Well, I've turned 30 today! Yes, I feel much older and wiser than I did yesterday. Hard to explain to "youth" just how great it is knowing everything.
Seeing as it's my coming of mature age birthday, I guess it's only fitting that I post a very mature video... here's an 10" fountain of diet coke I created using just Mentos!
You can download it here if Google Videos doesn't work for ya.
Basically, if you put a few mentos in Diet Coke, all the bubbles come out of it in about 2 seconds flat. Pretty sweet, try it and see! Warning, your flatmates probably won't appreciate it as much if you try this in your living room.
Note: Removed this entry, made it into a page. See Script for Ultraviolet 2
Hahahahahahahah, well, what can I say?! After my tirade in Dear Diary on 30/05/06 (go on, check it out now, I'll wait...) where I use the line "verbally biitch slapping a ***** like that" to describe a reaction to a custom's official, I get to read this article in Metro today:
If you're not aware, there are a couple of people in the UK who are slightly worried that their might be ANOTHER terrorist attack. Personally, I'm not worried in the slightest, I'm pretty much 100% certain that there will be due to the incompetence of people in this country and the article proves it.
Get this people, if you come into the UK via a ferry and there happens to be NO-ONE working at the customs desk, DO NOT DESPAIR, all you need to do is USE THE PHONE PROVIDED (you'll probably have to hunt around to find it) to call up, ask for a customs official, sit around and wait for them. That's right, Osama, if you were just expecting to WANDER ON IN to the UK without any resistance, that plan of yours is NOW SCREWED thanks to a phone on a wall.
This line from the article: "He (Lord Carlile - whoever the fu<k that's supposed to be, although I like his style) said that providing a phone at a port of entry, with a notice to call customs officials when no officers were on duty, was an inadequate defence against terrorists", yeah, I'm gonna go and file that under NO FU<KEN SHIIT.
Oh sweet Jesus, I couldn't have made up a more beautiful article.
DAMN!!! The weather has just gone NUTS! It's raining the hardest I think I've ever seen it rain, flooding the road outside the office in about one minute:
About 5 mins before that pic was taken, the ground was dry. In typical English fashion, we're going through a drought at the moment...
My Dad has just been granted a patent on a new idea for hinging farm gates! You can see how it works by following the link on this site. My brother Phil who put up the story would appreciate any "diggs"...
Oh yeah, and had a freaken-fantastic weekend in the sun.

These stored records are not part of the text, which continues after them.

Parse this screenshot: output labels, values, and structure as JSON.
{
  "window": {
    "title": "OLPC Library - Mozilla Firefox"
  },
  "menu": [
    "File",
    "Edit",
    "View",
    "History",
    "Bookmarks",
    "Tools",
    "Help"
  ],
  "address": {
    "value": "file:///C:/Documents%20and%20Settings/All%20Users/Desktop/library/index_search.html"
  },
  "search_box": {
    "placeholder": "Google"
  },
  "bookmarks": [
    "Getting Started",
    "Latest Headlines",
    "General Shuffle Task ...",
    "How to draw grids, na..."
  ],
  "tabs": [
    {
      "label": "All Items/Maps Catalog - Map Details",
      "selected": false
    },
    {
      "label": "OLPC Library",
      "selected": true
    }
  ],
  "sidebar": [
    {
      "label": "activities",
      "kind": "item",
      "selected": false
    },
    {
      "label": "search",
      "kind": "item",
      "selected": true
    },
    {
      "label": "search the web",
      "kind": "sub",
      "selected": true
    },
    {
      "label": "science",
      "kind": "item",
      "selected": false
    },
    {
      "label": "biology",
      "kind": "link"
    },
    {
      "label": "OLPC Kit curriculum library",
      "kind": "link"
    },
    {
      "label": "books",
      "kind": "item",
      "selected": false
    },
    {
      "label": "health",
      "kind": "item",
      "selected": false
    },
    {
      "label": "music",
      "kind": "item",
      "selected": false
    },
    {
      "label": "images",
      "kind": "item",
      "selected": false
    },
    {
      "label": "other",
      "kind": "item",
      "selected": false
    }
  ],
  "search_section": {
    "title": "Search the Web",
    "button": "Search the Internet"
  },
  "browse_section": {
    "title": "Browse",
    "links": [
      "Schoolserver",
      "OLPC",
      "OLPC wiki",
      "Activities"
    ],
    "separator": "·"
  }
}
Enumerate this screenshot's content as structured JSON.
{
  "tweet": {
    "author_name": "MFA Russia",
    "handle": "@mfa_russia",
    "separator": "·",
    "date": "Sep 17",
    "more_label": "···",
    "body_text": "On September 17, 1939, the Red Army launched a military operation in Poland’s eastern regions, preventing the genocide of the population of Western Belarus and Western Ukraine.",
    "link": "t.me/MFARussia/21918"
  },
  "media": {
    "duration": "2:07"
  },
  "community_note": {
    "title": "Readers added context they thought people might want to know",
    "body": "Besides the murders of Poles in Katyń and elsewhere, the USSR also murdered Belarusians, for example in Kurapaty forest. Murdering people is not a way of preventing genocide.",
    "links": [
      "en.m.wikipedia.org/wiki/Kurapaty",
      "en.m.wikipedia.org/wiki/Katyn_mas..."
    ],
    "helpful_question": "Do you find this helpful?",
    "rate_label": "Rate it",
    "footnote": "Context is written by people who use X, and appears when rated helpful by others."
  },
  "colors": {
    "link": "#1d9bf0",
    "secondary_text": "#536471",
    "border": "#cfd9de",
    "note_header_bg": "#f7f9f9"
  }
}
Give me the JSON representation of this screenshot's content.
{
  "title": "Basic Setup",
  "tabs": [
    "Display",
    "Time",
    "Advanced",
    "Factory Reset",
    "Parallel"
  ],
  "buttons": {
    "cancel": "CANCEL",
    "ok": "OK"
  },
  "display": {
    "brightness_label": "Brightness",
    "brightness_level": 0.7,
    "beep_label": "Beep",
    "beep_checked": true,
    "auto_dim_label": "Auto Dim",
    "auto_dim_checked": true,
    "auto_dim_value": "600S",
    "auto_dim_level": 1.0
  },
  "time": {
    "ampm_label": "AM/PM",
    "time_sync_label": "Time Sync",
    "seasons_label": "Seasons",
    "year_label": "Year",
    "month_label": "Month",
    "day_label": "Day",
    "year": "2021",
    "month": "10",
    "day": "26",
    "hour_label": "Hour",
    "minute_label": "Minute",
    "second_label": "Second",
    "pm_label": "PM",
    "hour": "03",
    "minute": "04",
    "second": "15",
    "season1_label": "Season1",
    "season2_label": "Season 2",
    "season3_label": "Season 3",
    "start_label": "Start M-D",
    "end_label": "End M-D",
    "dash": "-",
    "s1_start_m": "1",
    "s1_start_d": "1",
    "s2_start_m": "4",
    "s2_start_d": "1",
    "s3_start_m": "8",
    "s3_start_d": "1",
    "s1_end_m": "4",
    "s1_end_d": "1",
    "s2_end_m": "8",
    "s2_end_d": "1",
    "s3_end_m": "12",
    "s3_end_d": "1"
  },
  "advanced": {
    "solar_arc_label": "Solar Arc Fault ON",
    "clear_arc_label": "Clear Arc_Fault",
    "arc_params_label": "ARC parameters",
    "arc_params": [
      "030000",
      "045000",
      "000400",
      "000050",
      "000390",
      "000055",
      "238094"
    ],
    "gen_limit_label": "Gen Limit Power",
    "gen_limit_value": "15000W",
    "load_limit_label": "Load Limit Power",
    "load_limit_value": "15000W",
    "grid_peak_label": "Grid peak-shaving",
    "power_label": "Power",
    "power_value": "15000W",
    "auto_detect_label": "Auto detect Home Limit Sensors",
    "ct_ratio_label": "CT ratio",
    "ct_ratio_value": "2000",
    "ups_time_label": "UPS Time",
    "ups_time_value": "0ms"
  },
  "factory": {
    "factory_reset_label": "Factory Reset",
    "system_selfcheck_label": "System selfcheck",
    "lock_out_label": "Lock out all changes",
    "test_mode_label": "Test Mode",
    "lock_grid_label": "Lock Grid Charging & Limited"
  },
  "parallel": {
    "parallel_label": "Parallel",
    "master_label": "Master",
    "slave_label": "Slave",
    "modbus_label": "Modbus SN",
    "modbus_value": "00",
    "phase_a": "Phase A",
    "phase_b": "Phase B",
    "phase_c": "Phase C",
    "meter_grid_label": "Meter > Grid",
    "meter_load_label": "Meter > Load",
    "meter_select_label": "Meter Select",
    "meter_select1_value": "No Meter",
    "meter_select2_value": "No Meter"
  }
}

Didn't take many snaps of the touch-rugby, drinking in the park and general chilling out, but here's a snap from Juliana's phone from Sat after I leapt into frame while Crazy was taking the snap ;-)
That's Karen, Katrina, Juliana and Alice with some dick leaning in from behind...
Cool, 666 today... hard to imagine the apocalypse arriving on such a glorious, sunny day though! I'll keep hiding under my bed, just in case...
In my apocalypse-proof hidey hole, I've been reading the "Every One Counts" survey which is rather interesting, especially the full survey results (pdf format).
I pretty much fall exactly on the majority percentiles for all the questions. The one glaring omission is "IT/technical" category under the "what is the most appropriate description for the industry that you work in" section. Very strange they didn't put anything like that in considering the number of techo's that are around.
Rather interesting (I was surprised it was this low), but very understandable that only 3% of people will return to NZ primarily for economic reasons, no-one who has earned £££'s or US$ is gonna want to switch back to earning NZ$, we're gonna go back for the lifestyle and family!
Cool, looks like summer has arrived in London finally! Had an awesome weekend. Sat was spent just chilling out in Stef's back yard, playing poker, drinking and BBQing all day:
And Sunday was spent on the golf course (after a full English Breakfast, of course) with the guys, hooning around in a golf cart.
It wasn't all fun and games though, Stef's car took a hammering by a flock of birds nesting in a tree Sat night... Adele isn't allowed to park the car anymore...
(seriously, some of those birds must have let loose after some serious constipation)
Well, a big hello to visitor 13,089 to my web site last month! Setting a record number of monthly visitors (thanks to my V festival page being really popular to the lead up to that festival this year!).